Microsoft Axing Windows Journal App over Security Risks
- By Kurt Mackie
- August 03, 2016
Microsoft recently issued an update for its Windows operating system that will permanently remove the Windows Journal note-taking app, which the company now considers a security risk.
The update, published on July 28, will automatically remove Windows Journal without requiring IT pros to make registry changes. Microsoft's Knowledge Base article KB3161102 outlines what to expect. Microsoft is delivering the KB3161102 update through its Windows Update service. It's also available for download from the Microsoft Download Center and the Microsoft Update Catalog portals.
In May, Microsoft issued a critical security patch for Windows to address a remote code execution flaw in Journal, but apparently the patch wasn't good enough to address its overall security issues. Now, Microsoft really wants Windows Journal to go away, so much so that the Knowledge Base article cautions that "you can't uninstall this update [KB3161102] after you install it."
The use of a Windows update release to remove a Windows feature is "quite unusual," according to InfoWorld writer Woody Leonhard, in his AskWoody blog. He also noted in his blog that a reader was reporting possible Microsoft Outlook issues associated with KB3161102, although the issues apparently haven't been replicated.
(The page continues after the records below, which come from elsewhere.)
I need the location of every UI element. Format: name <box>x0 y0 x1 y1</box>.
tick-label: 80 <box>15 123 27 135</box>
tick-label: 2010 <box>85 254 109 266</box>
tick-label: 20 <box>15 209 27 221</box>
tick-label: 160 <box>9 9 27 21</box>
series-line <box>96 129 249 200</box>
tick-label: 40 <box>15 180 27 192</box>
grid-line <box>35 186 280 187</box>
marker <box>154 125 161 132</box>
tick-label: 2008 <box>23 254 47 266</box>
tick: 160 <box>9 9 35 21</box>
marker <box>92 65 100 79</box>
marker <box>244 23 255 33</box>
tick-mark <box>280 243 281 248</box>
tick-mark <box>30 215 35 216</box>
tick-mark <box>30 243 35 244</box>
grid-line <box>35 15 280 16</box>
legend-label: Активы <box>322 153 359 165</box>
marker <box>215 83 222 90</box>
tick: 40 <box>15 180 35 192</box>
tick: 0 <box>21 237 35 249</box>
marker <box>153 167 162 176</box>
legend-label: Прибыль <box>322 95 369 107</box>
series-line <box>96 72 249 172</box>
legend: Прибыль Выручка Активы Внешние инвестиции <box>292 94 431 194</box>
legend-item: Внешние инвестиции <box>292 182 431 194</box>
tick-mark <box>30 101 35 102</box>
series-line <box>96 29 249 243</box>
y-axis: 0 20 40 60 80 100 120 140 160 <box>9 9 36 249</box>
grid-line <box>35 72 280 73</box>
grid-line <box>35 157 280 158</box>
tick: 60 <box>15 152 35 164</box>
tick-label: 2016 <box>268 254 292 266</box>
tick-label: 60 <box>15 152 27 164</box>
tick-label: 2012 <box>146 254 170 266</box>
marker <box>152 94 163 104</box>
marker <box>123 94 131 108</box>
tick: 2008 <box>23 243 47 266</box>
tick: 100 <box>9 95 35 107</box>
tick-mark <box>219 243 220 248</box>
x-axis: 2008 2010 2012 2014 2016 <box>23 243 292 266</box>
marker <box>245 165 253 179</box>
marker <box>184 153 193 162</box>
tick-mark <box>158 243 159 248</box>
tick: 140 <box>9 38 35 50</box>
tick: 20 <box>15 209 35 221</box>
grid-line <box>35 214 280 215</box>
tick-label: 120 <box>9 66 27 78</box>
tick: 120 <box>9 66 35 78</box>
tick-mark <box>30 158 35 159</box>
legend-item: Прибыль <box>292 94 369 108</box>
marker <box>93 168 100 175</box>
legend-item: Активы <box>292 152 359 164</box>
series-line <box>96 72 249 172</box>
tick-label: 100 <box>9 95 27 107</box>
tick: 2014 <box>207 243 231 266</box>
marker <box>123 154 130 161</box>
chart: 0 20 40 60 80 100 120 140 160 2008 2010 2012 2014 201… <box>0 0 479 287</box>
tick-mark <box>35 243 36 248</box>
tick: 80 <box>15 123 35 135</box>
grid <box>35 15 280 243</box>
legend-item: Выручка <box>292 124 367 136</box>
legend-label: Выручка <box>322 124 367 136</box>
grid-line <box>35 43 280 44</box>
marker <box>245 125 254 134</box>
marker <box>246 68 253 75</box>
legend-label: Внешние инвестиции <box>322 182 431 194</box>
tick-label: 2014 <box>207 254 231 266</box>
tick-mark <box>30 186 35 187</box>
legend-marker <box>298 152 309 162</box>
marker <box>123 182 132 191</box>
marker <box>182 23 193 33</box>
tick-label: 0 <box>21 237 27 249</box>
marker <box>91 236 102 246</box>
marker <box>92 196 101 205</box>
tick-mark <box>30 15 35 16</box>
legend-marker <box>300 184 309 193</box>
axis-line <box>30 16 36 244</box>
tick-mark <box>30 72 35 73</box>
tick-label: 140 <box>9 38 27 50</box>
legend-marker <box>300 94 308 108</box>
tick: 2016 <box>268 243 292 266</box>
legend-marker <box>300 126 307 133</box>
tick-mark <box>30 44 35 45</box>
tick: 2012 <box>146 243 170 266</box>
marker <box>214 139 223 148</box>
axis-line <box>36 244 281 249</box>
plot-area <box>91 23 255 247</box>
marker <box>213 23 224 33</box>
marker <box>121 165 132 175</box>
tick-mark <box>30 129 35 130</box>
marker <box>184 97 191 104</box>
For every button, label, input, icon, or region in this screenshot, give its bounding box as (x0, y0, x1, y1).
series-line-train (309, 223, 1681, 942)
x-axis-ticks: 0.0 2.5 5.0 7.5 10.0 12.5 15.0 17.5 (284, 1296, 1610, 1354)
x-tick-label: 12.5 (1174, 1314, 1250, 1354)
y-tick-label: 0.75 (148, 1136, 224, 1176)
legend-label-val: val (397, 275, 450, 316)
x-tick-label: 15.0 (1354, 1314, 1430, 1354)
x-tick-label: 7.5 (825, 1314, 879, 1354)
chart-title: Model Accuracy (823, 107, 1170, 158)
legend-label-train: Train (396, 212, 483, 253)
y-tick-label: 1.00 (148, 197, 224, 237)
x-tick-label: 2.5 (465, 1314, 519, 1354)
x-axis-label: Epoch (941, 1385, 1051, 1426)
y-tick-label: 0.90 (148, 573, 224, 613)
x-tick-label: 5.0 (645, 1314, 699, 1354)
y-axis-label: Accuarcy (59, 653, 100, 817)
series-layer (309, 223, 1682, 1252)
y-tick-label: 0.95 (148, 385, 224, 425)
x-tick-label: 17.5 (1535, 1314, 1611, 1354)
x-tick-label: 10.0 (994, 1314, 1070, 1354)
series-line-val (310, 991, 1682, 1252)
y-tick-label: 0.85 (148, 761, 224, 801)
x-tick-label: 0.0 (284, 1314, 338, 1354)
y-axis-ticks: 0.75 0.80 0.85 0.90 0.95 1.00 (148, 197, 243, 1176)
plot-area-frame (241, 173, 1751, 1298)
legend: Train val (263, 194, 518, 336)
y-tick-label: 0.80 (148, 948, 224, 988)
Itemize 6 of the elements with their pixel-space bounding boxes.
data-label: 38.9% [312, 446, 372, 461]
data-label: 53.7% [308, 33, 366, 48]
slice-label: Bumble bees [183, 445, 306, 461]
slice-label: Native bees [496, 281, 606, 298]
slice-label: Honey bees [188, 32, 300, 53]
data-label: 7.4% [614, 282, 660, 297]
Instead of using Windows Journal, Microsoft is recommending the use of its OneNote app, which is a free note-taking application "for all supported versions of Windows."
Alternatively, for organizations dependent on using Windows Journal, Microsoft has built an installable version of the app, but it only can take effect after the KB3161102 Windows update has been applied. Even then, this installed-app version of Windows Journal will pop up a message informing users of the security risks of using it. The installable app also will lack Windows Journal Note Writer, a feature that is "deprecated," according to the Knowledge Base article.
Microsoft considers Windows Journal, and its JNT file format, to be "susceptible to many security exploits." Windows Journal was first introduced in Microsoft's operating systems with the release of the Windows XP Tablet. It's been in all Windows releases since that time. It's even in Windows 10 version 1511.
One caveat is that KB3161102 doesn't work for Windows Embedded 7 "and should not be installed on that operating system," Microsoft's Knowledge Base article cautioned.
Kurt Mackie is senior news producer for the 1105 Enterprise Computing Group.